“Yes, yes! What has that to do with it? I know my place. It is not working in the muddy ditch over a motor-car. No!”
“I believe you,” muttered Tom to Mary. “His place is somewhere on a mantelpiece for an ornament.”
“Hush, Tom,” the girl said. “Will you help him?”
“For my own satisfaction, not because I am inclined to play the Samaritan to such a fellow. I’ll lend the helping hand.”
CHAPTER V
WHAT CAME OF IT
Queerly as this man acted, Tom Swift could not have left either him or his car on the road and in the lurch. He would have felt himself to be as mean as the half intoxicated chauffeur from the Norwalk garage.
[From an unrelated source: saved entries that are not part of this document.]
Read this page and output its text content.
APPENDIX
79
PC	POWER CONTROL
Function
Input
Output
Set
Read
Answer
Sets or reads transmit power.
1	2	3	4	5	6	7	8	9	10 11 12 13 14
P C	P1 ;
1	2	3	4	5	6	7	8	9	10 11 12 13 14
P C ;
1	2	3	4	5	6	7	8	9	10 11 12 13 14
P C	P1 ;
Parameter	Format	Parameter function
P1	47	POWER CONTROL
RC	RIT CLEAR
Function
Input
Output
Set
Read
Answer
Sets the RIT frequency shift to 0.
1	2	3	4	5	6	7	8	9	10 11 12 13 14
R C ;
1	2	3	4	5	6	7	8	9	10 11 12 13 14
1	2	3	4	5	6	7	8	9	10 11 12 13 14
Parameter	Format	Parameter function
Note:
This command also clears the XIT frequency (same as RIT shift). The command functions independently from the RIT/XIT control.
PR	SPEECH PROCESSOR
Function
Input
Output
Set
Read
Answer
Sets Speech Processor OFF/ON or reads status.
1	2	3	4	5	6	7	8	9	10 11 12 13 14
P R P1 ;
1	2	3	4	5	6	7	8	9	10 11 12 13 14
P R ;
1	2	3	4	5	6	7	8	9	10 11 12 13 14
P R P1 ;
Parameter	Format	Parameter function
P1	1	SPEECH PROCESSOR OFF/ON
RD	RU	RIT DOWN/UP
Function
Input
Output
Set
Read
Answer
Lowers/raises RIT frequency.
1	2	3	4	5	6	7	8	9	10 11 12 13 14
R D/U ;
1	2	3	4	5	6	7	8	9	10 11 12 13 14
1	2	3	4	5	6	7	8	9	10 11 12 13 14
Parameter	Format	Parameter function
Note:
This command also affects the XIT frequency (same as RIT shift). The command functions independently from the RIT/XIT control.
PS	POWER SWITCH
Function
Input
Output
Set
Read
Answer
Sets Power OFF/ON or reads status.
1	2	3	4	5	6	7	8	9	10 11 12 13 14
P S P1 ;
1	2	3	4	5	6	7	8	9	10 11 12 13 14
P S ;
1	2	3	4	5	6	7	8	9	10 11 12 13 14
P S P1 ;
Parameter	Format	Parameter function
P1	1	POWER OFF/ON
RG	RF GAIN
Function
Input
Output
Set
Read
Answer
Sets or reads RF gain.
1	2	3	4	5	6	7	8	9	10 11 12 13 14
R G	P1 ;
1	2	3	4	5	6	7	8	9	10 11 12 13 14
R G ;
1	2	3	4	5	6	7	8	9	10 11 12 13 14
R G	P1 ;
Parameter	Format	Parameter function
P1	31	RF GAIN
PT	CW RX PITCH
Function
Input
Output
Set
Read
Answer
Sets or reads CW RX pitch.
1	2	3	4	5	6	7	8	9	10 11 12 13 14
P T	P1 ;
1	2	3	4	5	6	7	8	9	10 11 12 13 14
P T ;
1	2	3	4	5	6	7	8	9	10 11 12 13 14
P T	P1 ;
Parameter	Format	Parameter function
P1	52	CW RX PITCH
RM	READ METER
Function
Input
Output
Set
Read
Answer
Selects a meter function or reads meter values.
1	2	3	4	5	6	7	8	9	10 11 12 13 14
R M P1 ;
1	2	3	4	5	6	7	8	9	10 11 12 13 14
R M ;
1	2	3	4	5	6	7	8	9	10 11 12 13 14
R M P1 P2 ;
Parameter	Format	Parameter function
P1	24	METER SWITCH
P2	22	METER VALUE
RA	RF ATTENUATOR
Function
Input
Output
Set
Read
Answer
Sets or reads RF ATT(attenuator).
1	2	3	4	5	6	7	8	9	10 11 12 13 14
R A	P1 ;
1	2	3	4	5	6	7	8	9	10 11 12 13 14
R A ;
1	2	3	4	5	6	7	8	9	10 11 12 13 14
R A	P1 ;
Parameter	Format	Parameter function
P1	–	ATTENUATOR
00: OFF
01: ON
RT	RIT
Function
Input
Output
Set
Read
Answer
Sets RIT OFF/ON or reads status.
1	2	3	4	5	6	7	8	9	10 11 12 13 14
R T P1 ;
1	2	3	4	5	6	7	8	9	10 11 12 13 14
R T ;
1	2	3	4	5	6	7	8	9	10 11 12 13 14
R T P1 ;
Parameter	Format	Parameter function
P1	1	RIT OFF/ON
Besides, the young fellow knew without her telling him that Mary would expect him to do all he could in the emergency, and Mary’s opinion was, of course, of the first importance to Tom. While the stranger sat on the bank of the ditch with his baggage about him, not offering to lift his hand to aid, the young inventor planned and put into execution a method of rescuing the mired automobile.
He had a small ax in the tool box of the electric runabout. With this he cut a green, tough sapling about as big around as his shank. This he used to pry the nose of the stranger’s motor-car out of the mud.
He used the pry to break down the edge of the ditch, too, and finally he used a couple of nonskid chains to tackle the two cars together, and with the power of his own machine, used very skilfully, he finally dragged the other car to the highway.
Meanwhile the owner of that car sat placidly, smoking little, strong-smelling cigarettes which he rolled himself with dextrous fingers, and watched the work quite impersonally. Mary disapproved of cigarettes in any case and she whispered to Tom that she didn’t know but she was sorry that she had urged him to help the strange man!